In questo caso la caduta è il ripudiare oppure, esprimendo le nostre opinioni, far sì che altri ripudino il fatto che gli insegnamenti scritturali dei veicoli degli shravaka (nyan-thos), dei pratyekabuddha (rang-rgyal) o dei bodhisattva siano le parole di Buddha. Gli shravaka sono coloro che ascoltano gli insegnamenti di un Buddha mentre sono ancora esistenti, mentre i pratyekabuddha sono praticanti che si evolvono per conto loro e che vivono principalmente nelle epoche buie quando il Dharma non è più direttamente accessibile. Per compiere un progresso spirituale, essi si affidano ad una comprensione intuitiva che hanno acquisito con lo studio e la pratica condotti in vite precedenti. Gli insegnamenti per entrambi questi gruppi costituiscono l’Hinayana o il “veicolo modesto” per ottenere la liberazione personale dal samsara. Il veicolo Mahayana enfatizza metodi per raggiungere la piena illuminazione. Negare che tutte o solo parte delle scritture di uno o entrambi i veicoli provengano dal Buddha è una caduta radice.

[Vedi: I termini Hinayana e Mahayana.]

Mantenere questo voto non significa abbandonare una prospettiva storica. Gli insegnamenti di Buddha sono stati trasmessi oralmente per secoli prima di venire affidati alla scrittura e quindi corruzioni e contraffazioni hanno indubbiamente avuto luogo. I grandi maestri che hanno compilato il canone buddhista tibetano certamente hanno rifiutato quei testi che consideravano non autentici. Tuttavia, invece di basare le loro decisioni sul pregiudizio, essi hanno usato il criterio stabilito dal maestro indiano del settimo secolo Dharmakirti per affermare la validità di qualsiasi materiale – il fatto che la sua pratica consentisse di raggiungere le finalità buddhiste delle rinascite migliori, della liberazione o dell’illuminazione. Differenze stilistiche tra le scritture buddhiste e anche all’interno di un testo specifico, spesso indicano differenze rispetto all’epoca in cui varie porzioni degli insegnamenti sono stati trascritti oppure tradotti in linguaggi diversi. Quindi, lo studio delle scritture con i metodi della moderna analisi testuale può essere spesso fruttuoso e non è in conflitto con questo voto.

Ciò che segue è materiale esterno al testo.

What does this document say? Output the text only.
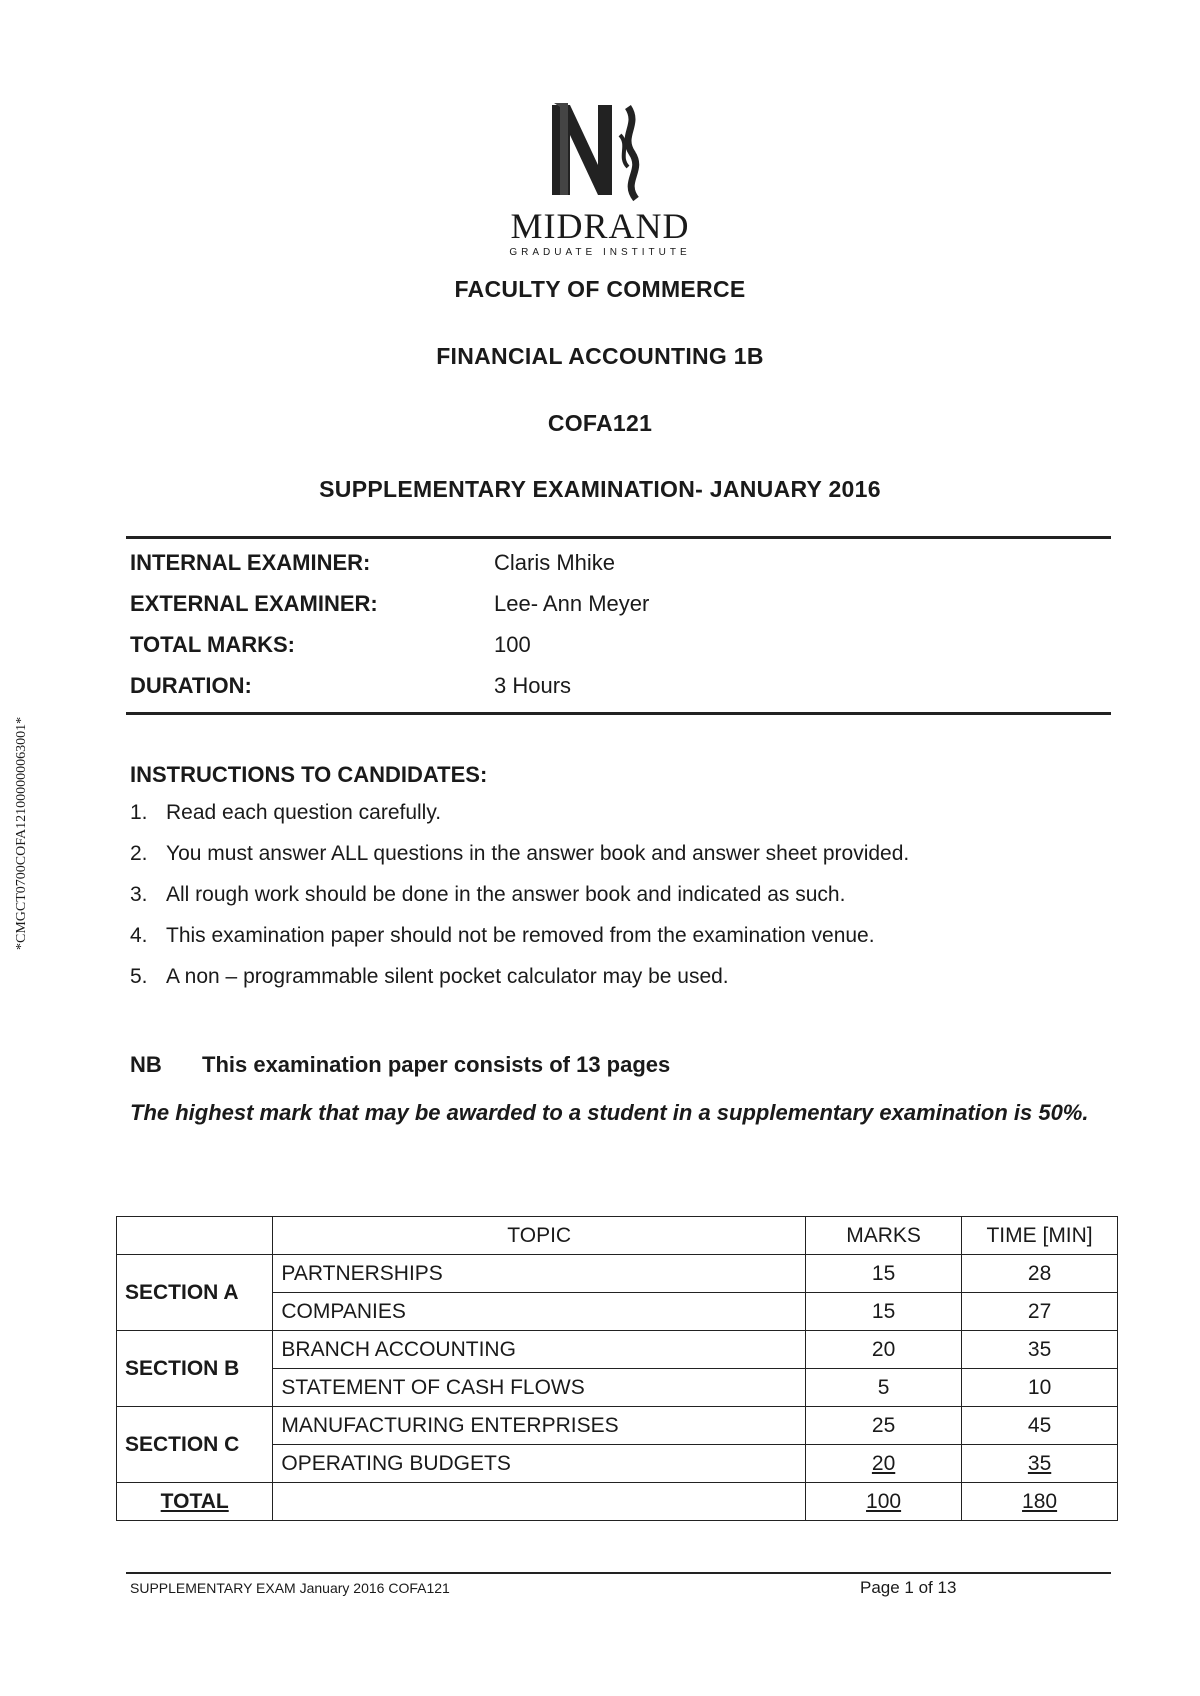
MIDRAND
GRADUATE INSTITUTE
FACULTY OF COMMERCE
FINANCIAL ACCOUNTING 1B
COFA121
SUPPLEMENTARY EXAMINATION- JANUARY 2016
INTERNAL EXAMINER:	Claris Mhike
EXTERNAL EXAMINER:	Lee- Ann Meyer
TOTAL MARKS:	100
DURATION:	3 Hours
INSTRUCTIONS TO CANDIDATES:
1. Read each question carefully.
2. You must answer ALL questions in the answer book and answer sheet provided.
3. All rough work should be done in the answer book and indicated as such.
4. This examination paper should not be removed from the examination venue.
5. A non – programmable silent pocket calculator may be used.
NB This examination paper consists of 13 pages
The highest mark that may be awarded to a student in a supplementary examination is 50%.
	TOPIC	MARKS	TIME [MIN]
SECTION A	PARTNERSHIPS	15	28
	COMPANIES	15	27
SECTION B	BRANCH ACCOUNTING	20	35
	STATEMENT OF CASH FLOWS	5	10
SECTION C	MANUFACTURING ENTERPRISES	25	45
	OPERATING BUDGETS	20	35
TOTAL		100	180
SUPPLEMENTARY EXAM January 2016 COFA121	Page 1 of 13
*CMGCT0700COFA121000000063001*
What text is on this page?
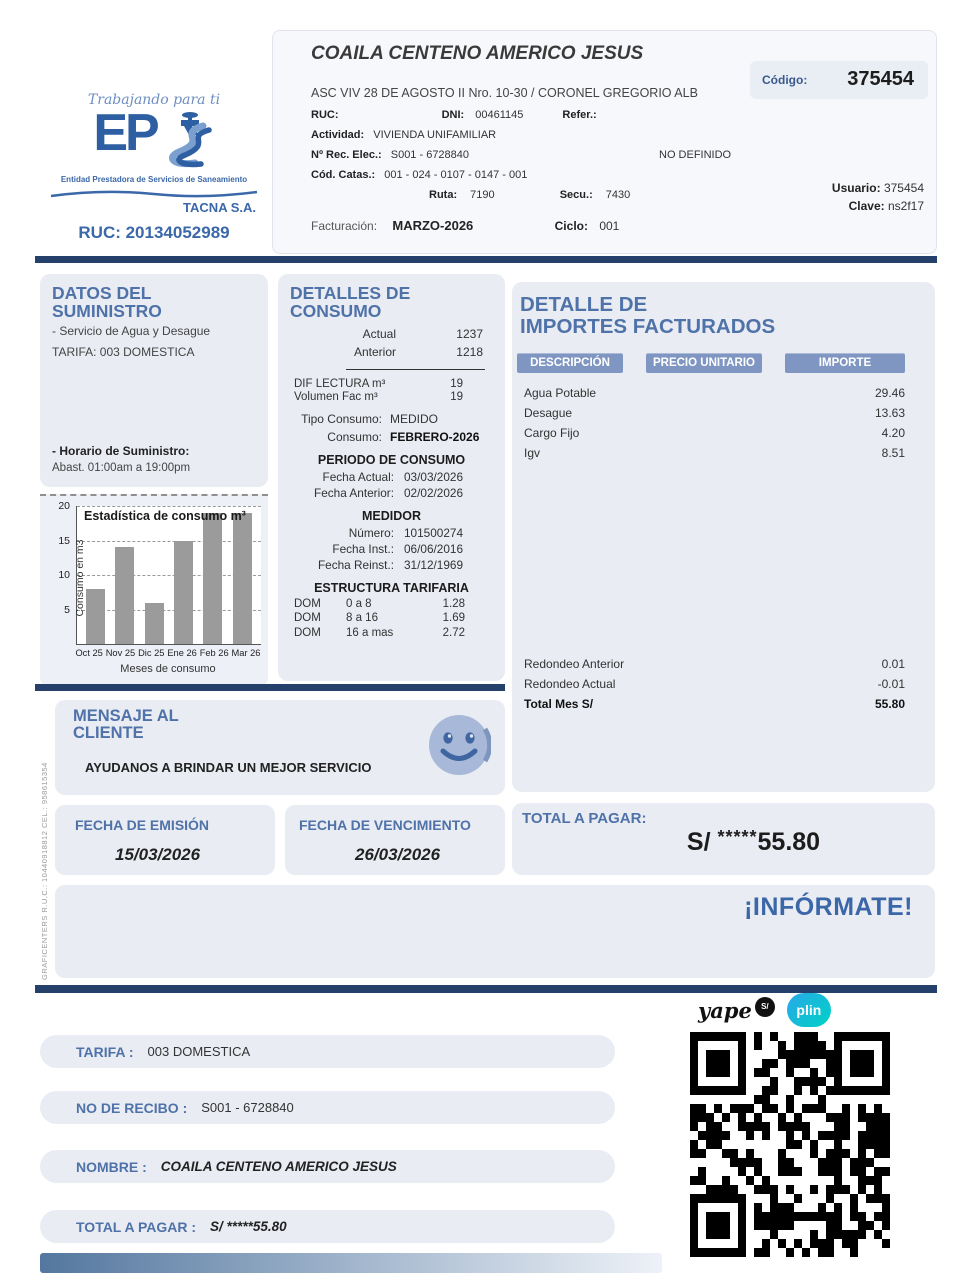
Trabajando para ti
EP
Entidad Prestadora de Servicios de Saneamiento
TACNA S.A.
RUC: 20134052989
COAILA CENTENO AMERICO JESUS
Código: 375454
ASC VIV 28 DE AGOSTO II Nro. 10-30 / CORONEL GREGORIO ALB
RUC:	DNI: 00461145	Refer.:
Actividad: VIVIENDA UNIFAMILIAR
Nº Rec. Elec.: S001 - 6728840	NO DEFINIDO
Cód. Catas.: 001 - 024 - 0107 - 0147 - 001
Ruta: 7190	Secu.: 7430	Usuario: 375454
Clave: ns2f17
Facturación: MARZO-2026	Ciclo: 001
DATOS DEL
SUMINISTRO
- Servicio de Agua y Desague
TARIFA: 003 DOMESTICA
- Horario de Suministro:
Abast. 01:00am a 19:00pm
Estadística de consumo m³
5
10
15
20
Consumo en m3
Oct 25 Nov 25 Dic 25 Ene 26 Feb 26 Mar 26
Meses de consumo
DETALLES DE
CONSUMO
Actual	1237
Anterior	1218
DIF LECTURA m³	19
Volumen Fac m³	19
Tipo Consumo: MEDIDO
Consumo: FEBRERO-2026
PERIODO DE CONSUMO
Fecha Actual: 03/03/2026
Fecha Anterior: 02/02/2026
MEDIDOR
Número: 101500274
Fecha Inst.: 06/06/2016
Fecha Reinst.: 31/12/1969
ESTRUCTURA TARIFARIA
DOM	0 a 8	1.28
DOM	8 a 16	1.69
DOM	16 a mas	2.72
DETALLE DE
IMPORTES FACTURADOS
DESCRIPCIÓN	PRECIO UNITARIO	IMPORTE
Agua Potable	29.46
Desague	13.63
Cargo Fijo	4.20
Igv	8.51
Redondeo Anterior	0.01
Redondeo Actual	-0.01
Total Mes S/	55.80
MENSAJE AL
CLIENTE
AYUDANOS A BRINDAR UN MEJOR SERVICIO
FECHA DE EMISIÓN
15/03/2026
FECHA DE VENCIMIENTO
26/03/2026
TOTAL A PAGAR:
S/ *****55.80
¡INFÓRMATE!
GRAFICENTERS R.U.C.: 10440918812 CEL.: 958615354
yape	S/	plin
TARIFA : 003 DOMESTICA
NO DE RECIBO : S001 - 6728840
NOMBRE : COAILA CENTENO AMERICO JESUS
TOTAL A PAGAR : S/ *****55.80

(7) Togliere la tonaca a monaci o monache o commettere atti quali il rubare le loro tonache

Questa caduta si riferisce specificamente al fare qualcosa che danneggi uno, due o tre monaci o monache buddhisti, indipendentemente dal loro status morale o dal loro livello di studio o di pratica. Tali azioni devono essere motivate da cattiva volontà o malvagità e includono il picchiarli o l’offenderli verbalmente, il confiscare i loro beni o espellerli dai loro monasteri. L’espulsione di un monaco o di una monaca, comunque, non è una caduta nel caso in cui essi abbiano infranto uno dei loro quattro voti principali: non uccidere, specialmente un altro essere umano, non rubare, particolarmente qualcosa che sia di proprietà della comunità monastica, non mentire, specificamente in merito alle proprie realizzazioni spirituali e mantenere il celibato completo.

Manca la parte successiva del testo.